Medication Reconciliation at Women’s College Hospital

By Karen Ng and Natalie Benninger

Medication Reconciliation is a formal process conducted in partnership with patients and families to consistently communicate accurate and comprehensive medication information where medication management is a major component of ambulatory care visits. This is an essential  Required Organizational Practice (ROP) of Accreditation Canada that enhances patient safety, reduces avoidable adverse drug events and eliminate discrepancies in patient medication information during transitions in care.   Medication Reconciliation is a shared responsibility that involves multiple health care providers as well as the patient and care partners.

Women’s College Hospital (WCH) promotes the best medication practices through adoption of the Medication Reconciliation process where appropriate. An Inter-professional Medication Reconciliation Advisory Group spearheads the strategic direction of medication reconciliation practice across the organization.  This group provides oversight in the planning, implementation, education, and evaluation of medication reconciliation across select ambulatory clinical areas.  Medication Reconciliation will be rolled out gradually across clinics at WCH.  Efforts will be focused on high-risk patient populations at risk of potential adverse drug events in clinics where medication management is a major component of care.  Currently, Medication Reconciliation has been rolled out in the Surgery, AACU and TAPMI programs, with plans for further implementation to other clinics in the near future. Click here for the Q-Tip.

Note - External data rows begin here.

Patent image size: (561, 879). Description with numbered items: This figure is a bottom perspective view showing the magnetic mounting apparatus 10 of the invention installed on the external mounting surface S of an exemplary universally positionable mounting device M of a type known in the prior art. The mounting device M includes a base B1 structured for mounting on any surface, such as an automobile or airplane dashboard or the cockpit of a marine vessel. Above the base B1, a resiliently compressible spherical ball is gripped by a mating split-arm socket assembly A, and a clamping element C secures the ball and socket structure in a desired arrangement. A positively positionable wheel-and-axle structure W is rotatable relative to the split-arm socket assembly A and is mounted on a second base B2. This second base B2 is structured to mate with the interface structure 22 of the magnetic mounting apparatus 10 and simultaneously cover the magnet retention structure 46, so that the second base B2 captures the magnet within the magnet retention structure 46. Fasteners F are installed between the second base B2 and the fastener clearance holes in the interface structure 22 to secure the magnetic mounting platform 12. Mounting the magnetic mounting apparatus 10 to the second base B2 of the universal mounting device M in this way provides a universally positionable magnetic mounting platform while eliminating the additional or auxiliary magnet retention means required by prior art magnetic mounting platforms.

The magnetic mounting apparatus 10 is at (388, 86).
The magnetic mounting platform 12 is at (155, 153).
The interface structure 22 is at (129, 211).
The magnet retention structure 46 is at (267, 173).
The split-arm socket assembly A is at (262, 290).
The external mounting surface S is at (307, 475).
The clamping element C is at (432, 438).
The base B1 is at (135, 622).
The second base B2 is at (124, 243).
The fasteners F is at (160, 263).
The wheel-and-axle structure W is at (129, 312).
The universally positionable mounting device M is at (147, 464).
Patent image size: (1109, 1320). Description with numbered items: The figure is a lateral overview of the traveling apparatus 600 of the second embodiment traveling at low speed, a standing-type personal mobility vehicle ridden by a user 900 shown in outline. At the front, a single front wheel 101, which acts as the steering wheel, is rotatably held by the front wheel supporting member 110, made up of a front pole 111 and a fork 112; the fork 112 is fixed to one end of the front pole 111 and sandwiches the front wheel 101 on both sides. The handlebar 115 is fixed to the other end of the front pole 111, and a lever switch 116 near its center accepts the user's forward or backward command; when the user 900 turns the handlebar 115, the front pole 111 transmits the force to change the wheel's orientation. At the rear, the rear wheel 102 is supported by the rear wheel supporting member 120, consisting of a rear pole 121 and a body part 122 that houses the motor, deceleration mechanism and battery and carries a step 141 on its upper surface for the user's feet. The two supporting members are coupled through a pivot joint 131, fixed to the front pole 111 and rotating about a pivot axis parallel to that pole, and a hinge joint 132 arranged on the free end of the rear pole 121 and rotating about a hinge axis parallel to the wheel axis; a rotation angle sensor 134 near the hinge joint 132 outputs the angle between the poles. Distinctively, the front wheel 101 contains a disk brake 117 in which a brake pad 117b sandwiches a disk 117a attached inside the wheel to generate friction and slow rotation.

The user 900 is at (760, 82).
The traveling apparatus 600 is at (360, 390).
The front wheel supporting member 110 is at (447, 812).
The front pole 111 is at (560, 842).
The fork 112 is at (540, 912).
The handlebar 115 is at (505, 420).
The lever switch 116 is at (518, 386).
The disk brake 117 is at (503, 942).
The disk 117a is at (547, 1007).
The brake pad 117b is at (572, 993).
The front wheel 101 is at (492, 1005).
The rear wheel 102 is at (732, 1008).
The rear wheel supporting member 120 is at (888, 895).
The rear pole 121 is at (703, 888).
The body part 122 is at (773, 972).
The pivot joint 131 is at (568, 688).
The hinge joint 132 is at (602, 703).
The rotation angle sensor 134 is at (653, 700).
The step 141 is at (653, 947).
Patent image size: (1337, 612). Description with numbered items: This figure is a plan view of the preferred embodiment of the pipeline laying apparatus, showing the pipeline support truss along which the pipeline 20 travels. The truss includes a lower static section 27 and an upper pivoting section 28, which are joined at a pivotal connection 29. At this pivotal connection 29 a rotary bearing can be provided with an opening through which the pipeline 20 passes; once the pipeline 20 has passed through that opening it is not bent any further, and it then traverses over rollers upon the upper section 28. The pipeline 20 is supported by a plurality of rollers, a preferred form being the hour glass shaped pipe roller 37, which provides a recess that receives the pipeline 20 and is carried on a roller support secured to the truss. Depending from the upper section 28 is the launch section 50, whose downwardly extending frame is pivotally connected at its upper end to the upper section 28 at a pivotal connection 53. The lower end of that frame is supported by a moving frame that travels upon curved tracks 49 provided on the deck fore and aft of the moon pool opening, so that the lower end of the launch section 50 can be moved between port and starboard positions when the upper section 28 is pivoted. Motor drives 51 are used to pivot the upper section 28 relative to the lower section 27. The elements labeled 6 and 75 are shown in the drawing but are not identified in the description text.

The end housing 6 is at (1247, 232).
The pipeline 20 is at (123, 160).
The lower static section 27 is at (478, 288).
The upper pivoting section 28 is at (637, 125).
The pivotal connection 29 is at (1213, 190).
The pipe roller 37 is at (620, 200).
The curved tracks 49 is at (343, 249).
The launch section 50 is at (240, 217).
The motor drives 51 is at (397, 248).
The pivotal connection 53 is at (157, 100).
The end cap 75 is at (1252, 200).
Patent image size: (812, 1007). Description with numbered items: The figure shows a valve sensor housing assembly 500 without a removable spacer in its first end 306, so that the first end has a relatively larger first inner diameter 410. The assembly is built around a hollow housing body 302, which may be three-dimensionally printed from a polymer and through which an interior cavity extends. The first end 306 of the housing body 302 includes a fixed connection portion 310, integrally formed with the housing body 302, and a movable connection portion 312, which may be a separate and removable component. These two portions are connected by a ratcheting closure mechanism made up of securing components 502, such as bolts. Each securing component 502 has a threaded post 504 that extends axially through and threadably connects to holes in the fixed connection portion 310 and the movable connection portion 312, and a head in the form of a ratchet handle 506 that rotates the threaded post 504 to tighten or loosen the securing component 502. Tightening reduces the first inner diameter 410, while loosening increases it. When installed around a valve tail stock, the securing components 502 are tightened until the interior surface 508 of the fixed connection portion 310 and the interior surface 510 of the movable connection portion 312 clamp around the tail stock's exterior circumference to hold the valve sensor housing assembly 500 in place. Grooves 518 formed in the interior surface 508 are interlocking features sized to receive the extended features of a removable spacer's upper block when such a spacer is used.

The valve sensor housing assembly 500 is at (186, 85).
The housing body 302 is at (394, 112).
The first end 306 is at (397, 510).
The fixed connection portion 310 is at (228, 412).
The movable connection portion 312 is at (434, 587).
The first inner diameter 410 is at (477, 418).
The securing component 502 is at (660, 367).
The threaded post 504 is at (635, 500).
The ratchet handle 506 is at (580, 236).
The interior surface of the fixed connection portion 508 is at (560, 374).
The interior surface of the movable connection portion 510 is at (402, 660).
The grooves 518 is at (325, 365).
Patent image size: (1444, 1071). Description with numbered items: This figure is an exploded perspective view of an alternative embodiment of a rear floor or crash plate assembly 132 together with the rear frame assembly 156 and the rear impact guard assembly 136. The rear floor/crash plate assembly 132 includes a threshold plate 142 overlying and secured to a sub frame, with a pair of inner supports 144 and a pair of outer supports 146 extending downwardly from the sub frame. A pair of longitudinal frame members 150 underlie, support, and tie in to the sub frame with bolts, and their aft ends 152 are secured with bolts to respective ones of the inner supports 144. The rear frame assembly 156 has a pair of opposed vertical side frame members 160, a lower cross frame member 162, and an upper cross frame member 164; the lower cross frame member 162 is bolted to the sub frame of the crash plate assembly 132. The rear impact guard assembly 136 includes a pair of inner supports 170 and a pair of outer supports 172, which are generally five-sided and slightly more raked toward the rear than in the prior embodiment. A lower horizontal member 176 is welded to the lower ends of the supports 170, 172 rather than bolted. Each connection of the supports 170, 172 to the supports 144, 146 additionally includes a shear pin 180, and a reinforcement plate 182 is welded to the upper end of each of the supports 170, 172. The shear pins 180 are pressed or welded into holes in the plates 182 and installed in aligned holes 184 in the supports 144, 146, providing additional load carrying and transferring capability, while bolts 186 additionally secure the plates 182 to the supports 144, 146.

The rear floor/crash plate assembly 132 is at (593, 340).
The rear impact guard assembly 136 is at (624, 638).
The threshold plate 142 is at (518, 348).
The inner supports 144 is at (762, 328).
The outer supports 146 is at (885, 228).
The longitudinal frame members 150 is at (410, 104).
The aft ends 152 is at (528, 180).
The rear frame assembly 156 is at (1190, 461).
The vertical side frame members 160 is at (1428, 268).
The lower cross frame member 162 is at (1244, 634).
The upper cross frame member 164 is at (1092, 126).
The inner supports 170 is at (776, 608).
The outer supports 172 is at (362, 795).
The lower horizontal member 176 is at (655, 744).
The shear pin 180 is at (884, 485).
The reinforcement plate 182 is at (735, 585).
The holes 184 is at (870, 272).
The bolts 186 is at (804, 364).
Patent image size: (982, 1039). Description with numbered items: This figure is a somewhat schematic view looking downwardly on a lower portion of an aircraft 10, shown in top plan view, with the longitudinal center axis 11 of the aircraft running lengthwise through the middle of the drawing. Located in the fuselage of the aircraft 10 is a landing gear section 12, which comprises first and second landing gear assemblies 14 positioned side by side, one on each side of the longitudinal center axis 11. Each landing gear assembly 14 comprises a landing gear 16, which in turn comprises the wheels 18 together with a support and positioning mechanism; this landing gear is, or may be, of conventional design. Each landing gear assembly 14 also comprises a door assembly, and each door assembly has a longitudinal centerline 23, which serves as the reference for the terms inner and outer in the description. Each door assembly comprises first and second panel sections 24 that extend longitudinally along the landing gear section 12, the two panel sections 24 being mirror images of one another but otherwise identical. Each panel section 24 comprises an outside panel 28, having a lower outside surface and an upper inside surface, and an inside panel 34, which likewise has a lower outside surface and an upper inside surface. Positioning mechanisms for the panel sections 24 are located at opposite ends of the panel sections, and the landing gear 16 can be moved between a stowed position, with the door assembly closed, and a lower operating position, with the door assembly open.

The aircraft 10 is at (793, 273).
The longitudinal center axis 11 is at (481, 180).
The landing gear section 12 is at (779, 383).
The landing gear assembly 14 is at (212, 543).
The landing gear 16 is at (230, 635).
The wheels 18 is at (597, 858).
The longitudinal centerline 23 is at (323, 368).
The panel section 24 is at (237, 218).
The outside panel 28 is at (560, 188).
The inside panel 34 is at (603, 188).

Strategies for completing medication reconciliation at WCH include:

  • Defining roles and responsibilities for the clinical staff involved in medication reconciliation.
  • Establishing interdisciplinary collaboration and commitment to the process. 
  • Identifying which high-risk patient populations meet the criteria for medication reconciliation within specific clinics
  • Creating and documenting a Best Possible Medication History (BPMH) in the standardized format within WCH’s electronic patient record (aEPR) i.e., Epic and PSS.
  • Communicating the complete BPMH to the patient and their next care provider.
  • Providing education to staff, patients, families, and caregivers on the importance of medication reconciliation and their role in the process.
  • Assessing adherence to the process and identifying the potential for and any actual harm associated with unreconciled medications.
  • Aligning medication reconciliation with the hospital’s quality improvement infrastructure, committees (i.e., medication safety committee, patient safety committee) and other strategic goals and/or initiatives.

Medication Reconciliation is a standard systems approach that enhances quality and patient safety and improves continuity of medication management.